Font Size:

It strikes me, somewhere underneath the giggling, how strange a household I’ve fallen into.

A planner who builds candlelit perfection and watches everything through hidden glass.

A killer who runs my bath and guards my sleep and asks before he takes.

A mortician who courts me with the same blooms he lays on the dead.

Three obsessions, three flavors of devotion sharp enough to cut, and somehow not one of them aimed at the part of me theycould profit from—all of them, impossibly, aimed at the part of me nobody was ever supposed to find. I have spent my whole life being wanted by men who wanted what I could do for them.

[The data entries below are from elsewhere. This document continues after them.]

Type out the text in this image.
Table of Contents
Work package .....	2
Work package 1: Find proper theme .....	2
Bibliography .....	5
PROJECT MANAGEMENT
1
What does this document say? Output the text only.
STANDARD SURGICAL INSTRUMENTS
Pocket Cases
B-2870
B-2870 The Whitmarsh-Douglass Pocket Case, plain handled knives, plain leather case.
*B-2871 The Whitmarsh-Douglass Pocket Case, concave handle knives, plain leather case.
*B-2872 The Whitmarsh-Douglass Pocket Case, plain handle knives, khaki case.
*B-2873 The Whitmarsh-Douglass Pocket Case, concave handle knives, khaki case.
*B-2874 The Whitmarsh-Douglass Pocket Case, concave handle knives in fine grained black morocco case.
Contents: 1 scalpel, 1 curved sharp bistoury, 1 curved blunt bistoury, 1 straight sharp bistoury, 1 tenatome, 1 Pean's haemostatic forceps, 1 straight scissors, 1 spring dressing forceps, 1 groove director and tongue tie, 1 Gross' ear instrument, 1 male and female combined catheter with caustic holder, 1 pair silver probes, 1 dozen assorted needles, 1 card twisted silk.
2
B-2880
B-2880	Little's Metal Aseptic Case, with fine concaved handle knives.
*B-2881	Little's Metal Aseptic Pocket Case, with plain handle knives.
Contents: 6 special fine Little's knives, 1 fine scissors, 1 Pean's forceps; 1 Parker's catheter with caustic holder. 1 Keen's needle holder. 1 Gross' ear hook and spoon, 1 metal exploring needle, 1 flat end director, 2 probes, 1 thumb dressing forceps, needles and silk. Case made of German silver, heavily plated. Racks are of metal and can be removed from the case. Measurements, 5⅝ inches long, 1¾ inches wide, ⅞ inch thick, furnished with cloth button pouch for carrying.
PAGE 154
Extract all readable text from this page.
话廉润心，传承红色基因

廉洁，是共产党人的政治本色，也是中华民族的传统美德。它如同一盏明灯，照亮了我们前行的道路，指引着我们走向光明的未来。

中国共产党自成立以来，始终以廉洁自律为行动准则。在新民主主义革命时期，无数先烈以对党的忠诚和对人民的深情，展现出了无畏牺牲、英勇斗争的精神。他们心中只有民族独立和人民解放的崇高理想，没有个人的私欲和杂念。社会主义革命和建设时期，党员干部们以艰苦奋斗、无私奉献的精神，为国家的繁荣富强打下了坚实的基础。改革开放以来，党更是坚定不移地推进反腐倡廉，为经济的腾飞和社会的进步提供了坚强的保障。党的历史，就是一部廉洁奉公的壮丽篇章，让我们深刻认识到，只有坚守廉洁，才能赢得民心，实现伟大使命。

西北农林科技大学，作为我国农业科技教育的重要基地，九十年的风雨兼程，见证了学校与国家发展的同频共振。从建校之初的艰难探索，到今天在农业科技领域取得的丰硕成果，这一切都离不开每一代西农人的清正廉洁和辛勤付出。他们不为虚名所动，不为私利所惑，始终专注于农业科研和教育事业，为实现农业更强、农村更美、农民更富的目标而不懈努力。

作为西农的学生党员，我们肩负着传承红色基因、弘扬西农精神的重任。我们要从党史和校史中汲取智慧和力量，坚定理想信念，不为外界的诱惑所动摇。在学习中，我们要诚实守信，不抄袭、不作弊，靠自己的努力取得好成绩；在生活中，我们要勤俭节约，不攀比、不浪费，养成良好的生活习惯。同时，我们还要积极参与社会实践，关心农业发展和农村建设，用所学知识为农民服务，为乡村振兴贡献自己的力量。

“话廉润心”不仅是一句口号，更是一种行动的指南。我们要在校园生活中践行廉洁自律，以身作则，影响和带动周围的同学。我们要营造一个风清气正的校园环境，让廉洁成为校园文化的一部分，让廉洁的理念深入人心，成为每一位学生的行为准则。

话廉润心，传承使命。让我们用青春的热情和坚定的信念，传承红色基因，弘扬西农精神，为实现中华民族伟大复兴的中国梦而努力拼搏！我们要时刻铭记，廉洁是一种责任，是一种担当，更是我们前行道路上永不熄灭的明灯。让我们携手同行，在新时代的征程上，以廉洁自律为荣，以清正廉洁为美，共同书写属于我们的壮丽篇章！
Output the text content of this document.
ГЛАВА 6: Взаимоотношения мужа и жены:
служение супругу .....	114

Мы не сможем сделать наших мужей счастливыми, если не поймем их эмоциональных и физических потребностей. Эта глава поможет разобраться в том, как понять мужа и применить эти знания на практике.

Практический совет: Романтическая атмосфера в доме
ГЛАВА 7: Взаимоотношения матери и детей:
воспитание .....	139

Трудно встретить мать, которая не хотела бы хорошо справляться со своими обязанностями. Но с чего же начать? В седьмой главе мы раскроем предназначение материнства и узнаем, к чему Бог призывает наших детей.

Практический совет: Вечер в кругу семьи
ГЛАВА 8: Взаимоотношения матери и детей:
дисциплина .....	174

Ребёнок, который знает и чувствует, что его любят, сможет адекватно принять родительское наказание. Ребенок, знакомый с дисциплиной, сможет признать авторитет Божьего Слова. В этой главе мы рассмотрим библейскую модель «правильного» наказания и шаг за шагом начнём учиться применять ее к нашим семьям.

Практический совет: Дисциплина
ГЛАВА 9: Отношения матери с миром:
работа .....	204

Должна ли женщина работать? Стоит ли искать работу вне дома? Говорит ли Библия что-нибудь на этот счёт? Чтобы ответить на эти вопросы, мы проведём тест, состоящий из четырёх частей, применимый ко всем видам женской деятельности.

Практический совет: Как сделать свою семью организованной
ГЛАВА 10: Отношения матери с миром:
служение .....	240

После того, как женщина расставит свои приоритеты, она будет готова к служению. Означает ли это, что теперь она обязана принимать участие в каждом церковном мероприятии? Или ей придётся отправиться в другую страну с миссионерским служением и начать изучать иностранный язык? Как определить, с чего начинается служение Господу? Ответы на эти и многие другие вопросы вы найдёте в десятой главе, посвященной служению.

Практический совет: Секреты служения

These three frighten me precisely because they seem to want the doing of nothing at all.

They just want me here.

Breathing.

Theirs.

“So,” I say, when the giggling subsides into something soft and drowsy, “can I nap a bit more before we get on with planning world domination?”

“Yes,” he assures me, and his arms gather me closer, his chin coming to rest atop my damp hair like he was built to hold exactly this. “Sleep some more. You’re not used to comfort, huh?”

I consider lying. It’s reflexive, the lie, the way breathing is reflexive. But the water is warm and his heart is steady and somewhere in the house a perfectionist is waiting and somewhere in the valley a madman is gathering blooms, and the truth slips out before Vex can stop it.

“Not really,” I admit. “No.”

“Then embrace it, Darling.” His voice is low, certain, a vow disguised as a lullaby. “We’ll handle everything else.”

The odd thing about it, the truly impossible thing, is that I actually believe him.

CHAPTER 17

~Vex~

“So. Before I was whisked away to this—oasis,” I say, gesturing at the absurd, sun-drenched cabin around us, “another body turned up at Blackthorn?”

“Three,” Doc says.

I arch an eyebrow, and I let it stay arched, because I am, honestly, impressed.

Three more in the time it took my poisoned body to crawl back from the edge. Whoever is doing this works fast and works clean, and a small professional corner of me admires the productivity even as the rest of me files the implications.

“Let me guess,” I muse. “The working theory is that I sleepwalked out of a guarded medical bay, murdered three people in three separate wings, and tucked myself back into a coma before anyone noticed. The criminal mastermind strikes again, comatose.”

None of them deny it.

I cross my arms and sink deeper into the enormous floor cushion that has apparently become my throne—a ridiculous, cloudlike thing the size of a small car, swallowing me to the ribs in buttery softness.

I have no idea whether it came with the cabin’s deliberate, cozy, woodsmoke-and-cedar charm or whether one of my three keepers acquired it specifically because they suspected I’d like it.

I suspect the latter.

I have, irritatingly, no complaints.

The whole place is like this—warm wood and soft light and the faint resinous perfume of a hearth that’s always just been used—and so far, against every instinct I own, I like it here.

They’ve given me the essentials, if not the tour.

Arch Hollow is a small town tucked into the throat of the valley, wrapped in its own private grid—a closed, surveilled, cleverly engineered system that not even our collected intellects have managed to find the seams of.